10.3 Voldoende parkeergelegenheid
  1. Een bouwwerk, waarvan een behoefte aan parkeergelegenheid wordt verwacht, kan niet worden gebouwd, gebruikt of gewijzigd in gebruik wanneer op het bouwperceel, in het plangebied of in de omgeving daarvan niet in voldoende parkeergelegenheid is voorzien en in stand wordt gehouden;
  2. Bij een omgevingsvergunning wordt bepaald of er sprake is van voldoende parkeergelegenheid;
  3. Het gebruik van gronden en bouwwerken zonder het bepaalde in sub a in acht te nemen, wordt aangemerkt als gebruik in strijd met het bestemmingsplan;
  4. Bij een omgevingsvergunning kan worden afgeweken van het bepaalde in sub a indien het voldoen aan die bepalingen naar het oordeel van burgemeester en wethouders door bijzondere omstandigheden op overwegende bezwaren stuit;
  5. Bij een omgevingsvergunning kan worden afgeweken van het bepaalde in sub a voor zover naar het oordeel van burgemeester en wethouders op andere wijze in de benodigde parkeergelegenheid wordt voorzien.
4 Overgangs- en slotregels
Artikel 11 Overgangsrecht
 
11.1 Overgangsrecht bouwwerken
  1. Een bouwwerk dat op het tijdstip van inwerkingtreding van het bestemmingsplan aanwezig of in uitvoering is, dan wel gebouwd kan worden krachtens een omgevingsvergunning voor het bouwen, en afwijkt van het plan, mag, mits deze afwijking naar aard en omvang niet wordt vergroot:
    1. gedeeltelijk worden vernieuwd of veranderd;
    2. na het teniet gaan ten gevolge van een calamiteit geheel worden vernieuwd of veranderd, mits de aanvraag van de omgevingsvergunning voor het bouwen wordt gedaan binnen twee jaar na de dag waarop het bouwwerk is teniet gegaan.
  2. Het bevoegd gezag kan eenmalig in afwijking van het bepaalde in sublid a. een omgevingsvergunning verlenen voor het vergroten van de inhoud van een bouwwerk als bedoeld in het sublid a. met maximaal 10 %;
  3. Sublid a. is niet van toepassing op bouwwerken die weliswaar bestaan op het tijdstip van inwerkingtreding van het plan, maar zijn gebouwd zonder vergunning en in strijd met het daarvoor geldende plan, daaronder begrepen de overgangsbepaling van dat plan.
11.2 Overgangsrecht gebruik
  1. Het gebruik van grond en bouwwerken dat bestond op het tijdstip van inwerkingtreding van het bestemmingsplan en hiermee in strijd is, mag worden voortgezet;
  2. Het is verboden het met het bestemmingsplan strijdige gebruik, bedoeld in sublid a, te veranderen of te laten veranderen in een ander met dat plan strijdig gebruik, tenzij door deze verandering de afwijking naar aard en omvang wordt verkleind.

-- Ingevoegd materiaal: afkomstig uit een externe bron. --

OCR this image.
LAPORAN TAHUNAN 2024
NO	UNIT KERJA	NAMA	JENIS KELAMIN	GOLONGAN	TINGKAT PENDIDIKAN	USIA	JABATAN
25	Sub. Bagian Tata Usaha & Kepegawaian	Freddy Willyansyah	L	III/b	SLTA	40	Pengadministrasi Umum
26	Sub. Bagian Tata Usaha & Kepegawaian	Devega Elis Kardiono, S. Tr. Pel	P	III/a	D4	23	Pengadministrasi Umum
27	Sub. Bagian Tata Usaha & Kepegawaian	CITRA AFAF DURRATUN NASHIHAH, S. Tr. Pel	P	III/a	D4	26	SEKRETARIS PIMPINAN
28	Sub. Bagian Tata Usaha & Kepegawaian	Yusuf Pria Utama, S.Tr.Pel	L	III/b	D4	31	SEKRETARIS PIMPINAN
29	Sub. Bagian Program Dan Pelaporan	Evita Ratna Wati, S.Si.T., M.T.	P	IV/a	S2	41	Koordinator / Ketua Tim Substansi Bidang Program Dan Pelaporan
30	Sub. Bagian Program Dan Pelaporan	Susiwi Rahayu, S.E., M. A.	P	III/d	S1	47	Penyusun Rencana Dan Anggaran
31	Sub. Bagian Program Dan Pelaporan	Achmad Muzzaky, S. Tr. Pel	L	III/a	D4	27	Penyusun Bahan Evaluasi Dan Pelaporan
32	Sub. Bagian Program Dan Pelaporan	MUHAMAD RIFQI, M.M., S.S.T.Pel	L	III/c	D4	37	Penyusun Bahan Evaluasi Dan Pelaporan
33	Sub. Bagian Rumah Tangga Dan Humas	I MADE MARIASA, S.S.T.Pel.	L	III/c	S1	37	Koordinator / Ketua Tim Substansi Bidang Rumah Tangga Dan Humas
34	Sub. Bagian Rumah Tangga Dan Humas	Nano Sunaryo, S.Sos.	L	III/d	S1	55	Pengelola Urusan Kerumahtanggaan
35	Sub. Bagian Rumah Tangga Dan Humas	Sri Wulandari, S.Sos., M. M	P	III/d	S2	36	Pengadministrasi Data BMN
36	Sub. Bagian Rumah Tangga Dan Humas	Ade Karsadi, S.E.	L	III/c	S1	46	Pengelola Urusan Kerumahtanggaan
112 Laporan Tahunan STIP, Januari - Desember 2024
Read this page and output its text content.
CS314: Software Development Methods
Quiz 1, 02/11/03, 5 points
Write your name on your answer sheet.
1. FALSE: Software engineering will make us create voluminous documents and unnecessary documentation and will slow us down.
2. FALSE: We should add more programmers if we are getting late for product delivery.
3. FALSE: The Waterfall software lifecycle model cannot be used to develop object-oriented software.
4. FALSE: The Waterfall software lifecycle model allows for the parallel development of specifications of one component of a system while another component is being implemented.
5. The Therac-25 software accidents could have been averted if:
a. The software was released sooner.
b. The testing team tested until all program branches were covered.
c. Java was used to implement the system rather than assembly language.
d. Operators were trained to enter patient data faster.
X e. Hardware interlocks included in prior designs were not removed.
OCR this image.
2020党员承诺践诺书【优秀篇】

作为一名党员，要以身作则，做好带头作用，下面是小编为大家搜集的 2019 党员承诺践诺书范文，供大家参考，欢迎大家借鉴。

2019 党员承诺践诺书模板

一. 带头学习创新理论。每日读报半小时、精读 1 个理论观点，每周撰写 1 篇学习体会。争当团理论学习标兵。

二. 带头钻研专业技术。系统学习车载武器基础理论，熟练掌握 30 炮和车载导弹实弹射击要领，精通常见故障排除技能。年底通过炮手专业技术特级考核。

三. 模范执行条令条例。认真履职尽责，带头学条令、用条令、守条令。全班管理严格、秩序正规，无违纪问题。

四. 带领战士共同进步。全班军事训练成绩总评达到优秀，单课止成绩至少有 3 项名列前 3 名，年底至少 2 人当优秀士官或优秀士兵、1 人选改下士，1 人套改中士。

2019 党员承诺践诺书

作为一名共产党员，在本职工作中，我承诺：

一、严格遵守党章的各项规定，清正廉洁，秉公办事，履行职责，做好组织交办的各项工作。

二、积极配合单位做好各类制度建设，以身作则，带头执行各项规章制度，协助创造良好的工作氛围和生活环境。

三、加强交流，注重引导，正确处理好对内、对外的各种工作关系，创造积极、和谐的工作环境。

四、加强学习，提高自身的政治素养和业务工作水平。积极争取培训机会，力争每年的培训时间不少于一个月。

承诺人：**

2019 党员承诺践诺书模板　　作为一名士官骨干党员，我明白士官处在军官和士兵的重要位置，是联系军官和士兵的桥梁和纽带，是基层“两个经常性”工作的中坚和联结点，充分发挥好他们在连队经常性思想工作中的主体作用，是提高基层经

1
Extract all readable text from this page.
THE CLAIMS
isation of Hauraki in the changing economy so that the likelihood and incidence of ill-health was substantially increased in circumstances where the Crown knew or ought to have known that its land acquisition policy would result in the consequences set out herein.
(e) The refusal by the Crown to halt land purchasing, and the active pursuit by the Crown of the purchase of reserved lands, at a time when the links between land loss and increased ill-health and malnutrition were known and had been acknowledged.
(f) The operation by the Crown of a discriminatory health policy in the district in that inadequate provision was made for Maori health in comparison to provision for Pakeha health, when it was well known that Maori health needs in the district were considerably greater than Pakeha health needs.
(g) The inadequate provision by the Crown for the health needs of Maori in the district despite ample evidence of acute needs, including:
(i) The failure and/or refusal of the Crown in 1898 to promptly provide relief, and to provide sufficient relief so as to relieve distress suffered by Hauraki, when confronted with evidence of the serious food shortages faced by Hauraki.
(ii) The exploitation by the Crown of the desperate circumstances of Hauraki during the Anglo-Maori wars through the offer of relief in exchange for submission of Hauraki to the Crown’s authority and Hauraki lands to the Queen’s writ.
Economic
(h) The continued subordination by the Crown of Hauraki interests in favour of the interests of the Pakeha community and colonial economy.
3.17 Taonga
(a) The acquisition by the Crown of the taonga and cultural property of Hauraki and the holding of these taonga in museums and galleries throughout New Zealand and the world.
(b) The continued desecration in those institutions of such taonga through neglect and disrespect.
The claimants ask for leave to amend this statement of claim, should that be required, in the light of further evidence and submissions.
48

  3. Indien het gebruik, bedoeld in sublid a, na het tijdstip van inwerkingtreding van het plan voor een periode langer dan een jaar wordt onderbroken, is het verboden dit gebruik daarna te hervatten of te laten hervatten.
  4. Sublid a is niet van toepassing op het gebruik dat reeds in strijd was met het voorheen geldende bestemmingsplan, daaronder begrepen de overgangsbepalingen van dat plan.
Artikel 12 Slotregel
 
Deze regels worden aangehaald als:
 
Regels van het:
 
Wijzigingsplan Meppel – Buitengebied, wijziging Gorthoek 4, van de gemeente Meppel.